Era um bom companheiro. Paz á sua alma.
Até hoje, quando se
falava de "um certo Furriel", vinha-me logo à ideia o cacimbo e a história da
escova de sapatos puxada pela trela, qual maluquinho de arroios.
Sabemos agora com
exactidão, como tudo se passou, e posso afirmar que qualquer semelhança com
a realidade, tem alguma coincidência.
***
Certa vez, apareceu no
acampamento da 2506, um cãozinho engraçado rasteirinho e muito felpudo “quase
não se lhe viam os olhos”. Era um animal sem pedigree, porém inteligente, que rapidamente
descobriu quem era o Chefe. Feliz, seguia-o para todo o lado mas impedido de
entrar, dormia no tapete fóra da tenda.
Era o xodó da
companhia, até que um dia apareceu deprimido, com aspecto doentio. A
vitalidade outrora exibida, de repente desvanecera. Acabaram-se os cólinhos, os
mimos e as risadas das suas travessuras, porque a doença podia ser perigosa.
Será Esgana?
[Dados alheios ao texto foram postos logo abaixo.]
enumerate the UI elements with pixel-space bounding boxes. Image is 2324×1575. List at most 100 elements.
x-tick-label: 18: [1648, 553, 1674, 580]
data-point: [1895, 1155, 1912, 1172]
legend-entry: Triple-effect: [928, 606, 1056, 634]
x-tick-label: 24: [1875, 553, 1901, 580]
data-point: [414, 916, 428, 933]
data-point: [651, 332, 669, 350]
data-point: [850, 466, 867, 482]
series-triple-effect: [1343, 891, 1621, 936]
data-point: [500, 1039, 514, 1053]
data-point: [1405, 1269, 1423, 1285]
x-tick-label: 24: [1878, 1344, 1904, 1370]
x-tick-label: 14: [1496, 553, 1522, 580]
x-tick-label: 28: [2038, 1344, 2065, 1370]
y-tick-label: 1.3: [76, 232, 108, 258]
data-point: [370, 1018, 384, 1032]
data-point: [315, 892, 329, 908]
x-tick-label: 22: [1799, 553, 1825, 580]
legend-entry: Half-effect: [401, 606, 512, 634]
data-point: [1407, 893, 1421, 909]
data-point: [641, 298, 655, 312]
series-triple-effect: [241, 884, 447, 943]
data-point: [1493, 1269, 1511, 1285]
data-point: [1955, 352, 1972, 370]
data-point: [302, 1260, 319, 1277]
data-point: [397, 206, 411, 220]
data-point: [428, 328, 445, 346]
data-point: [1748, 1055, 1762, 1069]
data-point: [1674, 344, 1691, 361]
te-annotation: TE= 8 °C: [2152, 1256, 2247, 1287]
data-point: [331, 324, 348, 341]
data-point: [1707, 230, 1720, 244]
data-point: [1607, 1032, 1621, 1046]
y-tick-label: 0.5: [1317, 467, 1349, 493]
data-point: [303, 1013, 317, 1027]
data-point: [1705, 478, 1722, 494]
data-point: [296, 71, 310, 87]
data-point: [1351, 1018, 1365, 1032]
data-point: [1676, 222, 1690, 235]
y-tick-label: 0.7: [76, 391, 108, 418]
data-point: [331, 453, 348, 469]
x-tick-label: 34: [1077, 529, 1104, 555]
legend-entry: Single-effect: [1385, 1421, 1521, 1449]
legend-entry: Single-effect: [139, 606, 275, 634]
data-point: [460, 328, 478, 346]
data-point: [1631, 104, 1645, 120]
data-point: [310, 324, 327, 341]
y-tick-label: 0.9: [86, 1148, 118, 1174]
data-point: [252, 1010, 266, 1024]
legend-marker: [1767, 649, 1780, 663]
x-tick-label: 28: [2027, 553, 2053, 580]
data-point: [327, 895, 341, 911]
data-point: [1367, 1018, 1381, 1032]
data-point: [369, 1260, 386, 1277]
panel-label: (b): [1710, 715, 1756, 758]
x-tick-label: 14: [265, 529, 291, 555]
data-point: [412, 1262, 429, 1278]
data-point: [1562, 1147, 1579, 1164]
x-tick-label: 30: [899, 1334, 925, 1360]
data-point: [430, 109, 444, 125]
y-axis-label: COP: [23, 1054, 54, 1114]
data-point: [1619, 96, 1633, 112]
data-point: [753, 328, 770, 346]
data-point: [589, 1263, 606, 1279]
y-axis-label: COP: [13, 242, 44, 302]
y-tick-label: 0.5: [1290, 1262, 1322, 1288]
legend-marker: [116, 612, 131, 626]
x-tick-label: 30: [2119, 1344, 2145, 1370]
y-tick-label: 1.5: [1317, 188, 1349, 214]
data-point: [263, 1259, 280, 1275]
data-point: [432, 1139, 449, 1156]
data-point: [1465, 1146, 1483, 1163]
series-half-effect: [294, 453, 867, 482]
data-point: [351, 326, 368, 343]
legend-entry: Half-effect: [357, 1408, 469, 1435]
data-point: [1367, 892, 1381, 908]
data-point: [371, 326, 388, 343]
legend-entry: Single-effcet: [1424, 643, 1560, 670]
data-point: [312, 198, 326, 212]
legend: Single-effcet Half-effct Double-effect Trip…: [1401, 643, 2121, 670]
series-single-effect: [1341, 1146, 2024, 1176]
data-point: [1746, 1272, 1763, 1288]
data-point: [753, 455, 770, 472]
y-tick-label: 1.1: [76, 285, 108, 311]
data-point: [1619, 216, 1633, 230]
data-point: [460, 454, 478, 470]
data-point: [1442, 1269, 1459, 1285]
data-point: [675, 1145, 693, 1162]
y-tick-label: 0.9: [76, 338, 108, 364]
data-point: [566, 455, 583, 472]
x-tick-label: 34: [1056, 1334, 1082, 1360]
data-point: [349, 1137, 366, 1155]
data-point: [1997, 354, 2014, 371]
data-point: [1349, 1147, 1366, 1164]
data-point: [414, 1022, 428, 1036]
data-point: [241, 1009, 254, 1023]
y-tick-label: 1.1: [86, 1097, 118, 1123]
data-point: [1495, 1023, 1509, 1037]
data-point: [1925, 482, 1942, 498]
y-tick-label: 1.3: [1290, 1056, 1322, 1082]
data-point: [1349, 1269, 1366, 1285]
Raiva? Pior ainda?. Iniciou-se
então, uma luta contra o tempo no intuito de fazê-lo espevitar de novo, mas… debalde.
O dia estava abrasador,
talvez perto dos 50º. O animal parecia que estava armado em alentejano, a arranjar lenha
para se queimar. Dolente e sem forças para beber, não reagia aos
estímulos.
Chegou-se “por unanimidade” a uma triste conclusão:
ERA UM CASO
PERDIDO.
Para aliviar o
sofrimento, sabemos agora, que um Furriel Atirador foi incumbido pela chefia, para
uma ingrata missão secreta. Tinha de a cumprir até á hora do almoço, e sem
hipóteses de recusa. Essa missão era nem mais nem menos, “Assassinar a sangue
frio” com um tiro certeiro na mona, o fiel amigo “não confundas com bacalhau”.
Para isso,
podia sair tranquilo do aquartelamento sem receio, porque a sentinela seria avisada
para não reagir, ao soar o tiro.
O dito furriel com receio, não
podendo esquivar-se da missão, "e por serem curtos" reuniu dois bocados de corda.
Pediu depois à
chefia, autorização para utilizar em vez da G3, um pequeno revólver que
possuía.
Autorização concedida.
Com todo o cuidado para
não ser mordido, atou a corda à volta do pescoço do animal e incitou a segui-lo.
Sem obter resposta, resolveu sem mais delongas rebocar o bicho pela trela. Saiu
do aquartelamento, e percorreu a recta de 200 metros, com o animal quase de rôjo
levantando poeira. A meio do caminho, apreensivo, olhou para trás e reparou nos
olhares incrédulos de alguns soldados, que atónitos assistiam à cena.
Finalmente chegou a
curva, um sítio ideal para cumprir sem testemunhas, a execução imposta.
Olhou-o
de frente, pediu desculpas, encostou-lhe o pequeno revolver à testa, virou a
cara e pum. O pobre cãozinho até recuou, talvez 40 centímetros.
Uff... Missão
cumprida; descansa em paz.
**
Iniciou o
regresso, pensando como iam reagir os soldados ao vê-lo chegar só, de pistola à
cinta e G3 ao ombro.
Três passos dados, com remorsos olhou para trás. ??!!. e estremeceu!
Estarei Cacimbado?
Não queria acreditar no
que via; o pobre bicho estava a pôr-se de pé. Aleluia, o malvado ressuscitou. Não
sabia se rir se chorar.
Reflectiu melhor e,
grande chatice. Tinha de viver tudo de novo.
Levantou a franjinha da testa do
animal e confirmou a existência do tiro. Tinha só um furinho, o da frente. Se a
bala não saiu, pelo menos entrou.
Respeitosamente falou
com ele: Perdoa amigo, mas tenho de repetir a dose.
Novo ritual e novo tiro. Não
tanto, mas uma vez mais o bicho recuou.
Será que foi desta? Aguardou um pouco, e
afinal o canídeo insistia em não morrer.
É mesmo um cão de guerra, pensou.
Mas….É pá…Deves estar a
gozar comigo!..
Armado em Rambo, largou a pistola, agarrou na G3 e deu-lhe o
golpe fatal.
THE END.
Era um bom companheiro. Paz á sua alma.